Тем-то и велик Эшенбах, тем-то и заслужил его труд воскрешения, что в своем XIII веке он понял это требование, не счел эту истину банальной и не отвернулся от нее высокомерно.
Несмотря на обилие кровопролитных турниров, поединков, убийств, в романе Вольфрама фон Эшенбаха жизнь предстает как высшее благо. Жизнь богоугодна, если уж воспользоваться религиозной терминологией; она сама по себе, как противоположность смерти, – нравственна. Лишение жизни – тягчайший из грехов, и убийство, пусть даже в обычном для того времени поединке, требует трудного искупления.
Текла жизнь, менялись времена года, чередовались полосы удач и неудач. Почти через три года после начала работы громадина романа поднялась на поверхность.
Ну, а Грааль? Что же он все-таки такое, этот расточитель щедрот, который "в своей великой силе мог дать, чего б вы ни просили"? Как понимать эти слова, это дыхание тайны?
Светлейшей радости исток,
Он же корень, он и росток,
Райский дар, преизбыток земного блаженства.
Воплощение совершенства.
Вожделеннейший камень Грааль.
...Люди живут в поисках своего "святого Грааля", во имя Истины.
ГЕТТИНГЕНСКИЙ СЕМИНАР
1
В октябре 1977 года группа германистов из Болгарии, Польши, Румынии, Советского Союза и Югославии занималась в Геттингене, в Институте Гёте, проблемами художественного перевода.

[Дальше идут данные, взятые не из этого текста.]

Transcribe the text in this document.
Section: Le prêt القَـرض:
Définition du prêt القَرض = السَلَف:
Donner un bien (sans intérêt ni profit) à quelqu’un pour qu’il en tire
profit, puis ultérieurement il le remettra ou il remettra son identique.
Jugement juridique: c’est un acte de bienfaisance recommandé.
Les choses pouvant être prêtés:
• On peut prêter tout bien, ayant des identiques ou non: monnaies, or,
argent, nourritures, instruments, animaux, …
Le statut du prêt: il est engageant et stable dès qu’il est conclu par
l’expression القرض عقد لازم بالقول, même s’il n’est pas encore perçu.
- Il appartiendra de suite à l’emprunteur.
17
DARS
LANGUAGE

Геттинген для русских – не пустой звук. В конце XVIII – начале XIX века в Геттингенском университете обучались молодые русские люди. Здесь были Н. И. и А. И. Тургеневы, Кайсаров, будущие учителя Пушкина – Куницын, Кайданов, Кареев, Пушкиным же воспетый Каверин, гусар. Может быть, своего Ленского, который "из Германии туманной привез учености плоды", не случайно наделил Пушкин "душою прямо геттингенской". Ленский впервые появляется в "Евгении Онегине" во второй главе, Пушкин завершил ее в 1824 году. В том же году в "Путешествии на Гарц" Гейне написал о "знаменитом своими колбасами и университетом" Геттингене: "Сам город очень красив и нравится больше всего, когда обернешься к нему спиною". Этого в Геттингене не могут простить Гейне и по сей день, особенно же утверждения, будто у геттингенок слишком большие ноги. Свои письма из Геттингена Гейне помечал: "дыра Геттинген", иногда "проклятая дыра Геттинген". Он жил здесь на Вендштрассе, в голубом особнячке, где сейчас в нижнем этаже рыбный магазин "Нордзее" – то есть "Северное море" – название одного из гейневских циклов. Все же Гейне был несправедлив к Геттингену: к этому городу стоит повернуться лицом. Здесь жили великие поэты, ученые. К геттингенскому кружку поэтов был близок Готфрид Август Бюргер, автор знаменитой "Леноры", напечатанной в "Геттингенском альманахе муз", и – "Мюнхаузена". В России вокруг перевода "Леноры" кипели литературные страсти: перевод Катенина вызвал нападки Гнедича, Катенина яростно защищал Грибоедов, позже к нему присоединился Пушкин. Жуковский переделывал свой перевод "Леноры" дважды.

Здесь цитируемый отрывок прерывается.